VON ANGELA SCHWEIZER | 17.11.2015 15:48

Start mit Hindernissen - Flüchtlinge und ihre Integration im deutschen Arbeitsmarkt

Der Zugang zum Arbeitsmarkt ist zentral für die Integration und Zukunftsperspektive von Flüchtlingen. Das noch junge Anerkennungsgesetz der Bundesrepublik soll es erleichtern, im Ausland erworbene Berufsabschlüsse anzuerkennen, und ist laut Statistik erfolgreich. Doch warum ist es für Flüchtlinge immer noch so schwer, in Lohn und Brot zu kommen?




Was regelt das Anerkennungsgesetz?

Seit 2012 gilt in Deutschland das Anerkennungsgesetz. Demnach haben Menschen mit ausländischem Berufsabschluss den Rechtsanspruch – unabhängig vom Stand ihres Asylverfahrens – dass innerhalb von drei Monaten geprüft wird, ob ihre Qualifikation gleichwertig mit dem deutschen Referenzberuf ist. Zwar wurde dies bei 96 Prozent der gestellten Anträge im Jahr 2014 anerkannt, allerdings waren von den 13.200 anerkannten Berufsabschlüssen im Jahr 2014 nur 501 syrische, 60 irakische und 30 afghanische Anträge.

Damit die Menschen auch eine Chance auf Anerkennung haben, die ihre Papiere auf der Flucht nicht mitnehmen konnten, gibt es außerdem die Möglichkeit, ihre Kompetenzen bei einer Arbeitsprobe nachzuweisen.

Studium für Flüchtlinge

Hindernisse und Herausforderungen auf dem Weg zur Anerkennung

Gleichzeitig sind Flüchtlinge die neue Hoffnung der deutschen Handwerksbetriebe – allein 2014 blieben zu Beginn des Ausbildungsjahres Jahr 20.000 Stellen unbesetzt. Doch der Weg in den Beruf ist lang und voller Hürden: Sprache gilt als zentral und wichtigster Schritt zur Integration, doch Sprachkurse sind rar und werden zusammen mit der Bürokratie als die größten Hindernisse bei der Arbeitsmarktintegration in Deutschland angesehen. Außerdem geht während der langen Monate des Wartens wertvolles Fachwissen verloren, oder die Menschen stellen nach dem Wiedereinstieg fest, dass sie ihren alten Beruf gar nicht mehr ausüben wollen. Überforderte Behörden, das nach wie vor bestehende sechsmonatige Arbeitsverbot, sowie die Gesetzgebung, laut der innerhalb der ersten 15 Monate geprüft werden muss, ob es keine Bewerberinnen und Bewerber aus EU-Ländern für den Job gibt, all dies erschwert den Zugang für Flüchtlinge.

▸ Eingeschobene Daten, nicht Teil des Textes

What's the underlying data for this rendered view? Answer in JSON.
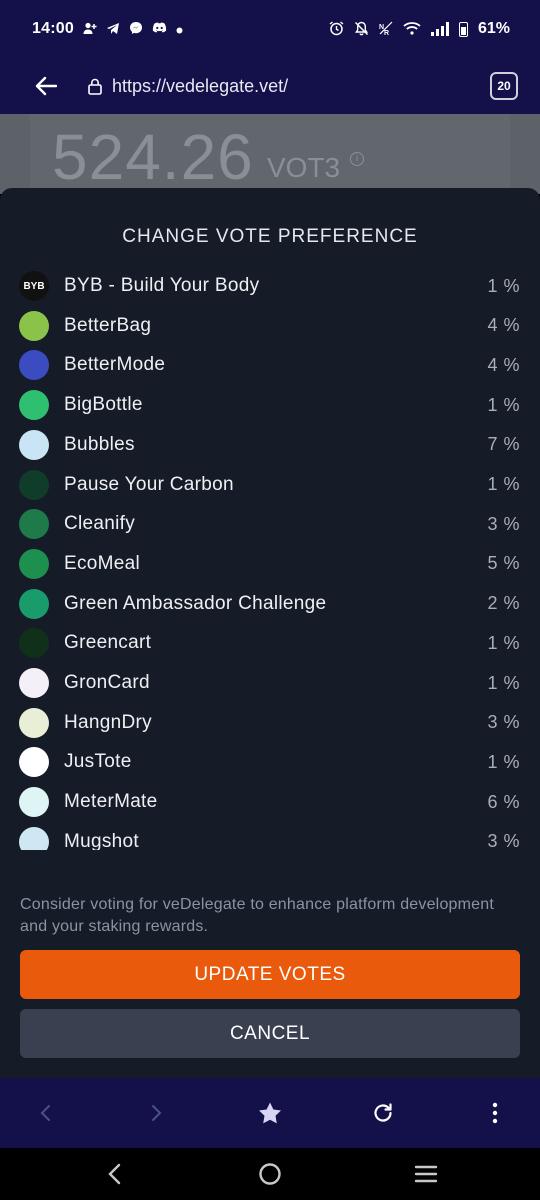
{
  "status_bar": {
    "time": "14:00",
    "battery_percent": "61%",
    "notif_icons": [
      "person-add-icon",
      "telegram-icon",
      "messenger-icon",
      "discord-icon",
      "dot-icon"
    ],
    "system_icons": [
      "alarm-icon",
      "mute-icon",
      "nfc-icon",
      "wifi-icon",
      "signal-icon",
      "battery-icon"
    ]
  },
  "browser": {
    "url": "https://vedelegate.vet/",
    "tab_count": "20"
  },
  "background_page": {
    "amount": "524.26",
    "unit": "VOT3"
  },
  "modal": {
    "title": "CHANGE VOTE PREFERENCE",
    "apps": [
      {
        "name": "BYB - Build Your Body",
        "percent": "1 %",
        "logo_text": "BYB",
        "color": "#111111"
      },
      {
        "name": "BetterBag",
        "percent": "4 %",
        "logo_text": "",
        "color": "#8bc34a"
      },
      {
        "name": "BetterMode",
        "percent": "4 %",
        "logo_text": "",
        "color": "#3b4cc0"
      },
      {
        "name": "BigBottle",
        "percent": "1 %",
        "logo_text": "",
        "color": "#2fbf71"
      },
      {
        "name": "Bubbles",
        "percent": "7 %",
        "logo_text": "",
        "color": "#c9e4f5"
      },
      {
        "name": "Pause Your Carbon",
        "percent": "1 %",
        "logo_text": "",
        "color": "#0f3d2a"
      },
      {
        "name": "Cleanify",
        "percent": "3 %",
        "logo_text": "",
        "color": "#1f7a4a"
      },
      {
        "name": "EcoMeal",
        "percent": "5 %",
        "logo_text": "",
        "color": "#1d8f4e"
      },
      {
        "name": "Green Ambassador Challenge",
        "percent": "2 %",
        "logo_text": "",
        "color": "#1a9b6c"
      },
      {
        "name": "Greencart",
        "percent": "1 %",
        "logo_text": "",
        "color": "#10301a"
      },
      {
        "name": "GronCard",
        "percent": "1 %",
        "logo_text": "",
        "color": "#f4f0f8"
      },
      {
        "name": "HangnDry",
        "percent": "3 %",
        "logo_text": "",
        "color": "#e9efd6"
      },
      {
        "name": "JusTote",
        "percent": "1 %",
        "logo_text": "",
        "color": "#ffffff"
      },
      {
        "name": "MeterMate",
        "percent": "6 %",
        "logo_text": "",
        "color": "#dff4f4"
      },
      {
        "name": "Mugshot",
        "percent": "3 %",
        "logo_text": "",
        "color": "#cfe7f2"
      }
    ],
    "consider_text": "Consider voting for veDelegate to enhance platform development and your staking rewards.",
    "update_label": "UPDATE VOTES",
    "cancel_label": "CANCEL"
  },
  "colors": {
    "chrome_bg": "#14104a",
    "modal_bg": "#161b28",
    "update_button": "#ea5a0d",
    "cancel_button": "#394150"
  },
  "toolbar_icons": [
    "back-icon",
    "forward-icon",
    "bookmark-star-icon",
    "reload-icon",
    "more-icon"
  ],
  "nav_icons": [
    "nav-back-icon",
    "nav-home-icon",
    "nav-recents-icon"
  ]
}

Sind jedoch diese Hürden gemeistert und die Menschen im Job, gibt es eine Vielzahl neuer Herausforderungen, die auch viel Rücksicht von den Vorgesetzten fordern. Viele Flüchtlinge sind traumatisiert und leben zudem in Angst vor Abschiebung. Der Druck ist groß und viele sind es nicht gewohnt, ihre Ängste zu thematisieren und über Gefühle zu sprechen. Außerdem befürchten sie die Arbeit zu verlieren, die oft ihre einzige Chance ist. Der Zentralverband des Deutschen Handwerks fordert deshalb Betreuerinnen und Betreuer, die die Flüchtlinge zu Behördengängen begleiten, bei der Wohnungssuche helfen, zwischen Vorgesetzten vermitteln und denen sie sich anvertrauen können, da familiäre Bezugspersonen fehlen.

Ehrenamtliches Engagement der Flüchtlinge

Unkomplizierter ist das Ehrenamt: Viele Flüchtlinge engagieren sich in ihren Unterkünften. Die vielen Arbeiten wie Müll wegbringen, Kehren, Kleider sortieren oder kleinere Reparaturarbeiten könnten dort sonst weder von den Hauptberuflichen noch von den freiwilligen Helferinnen und Helfern verrichtet werden, dafür reichen die Kapazitäten nicht aus. Außerdem beugt der ehrenamtliche Einsatz Konflikten in Heimen vor und lenkt die Menschen ab von dem zermürbenden langen Warten auf Sprachkurse oder den Asylbescheid. Manchmal kann daraus sogar eine Karriere entstehen: In Berlin meldete sich ein junger Syrer als ehrenamtlicher Helfer bei der AWO. Er hinterließ einen so guten Eindruck, dass die AWO ihm schließlich eine Festanstellung anbot.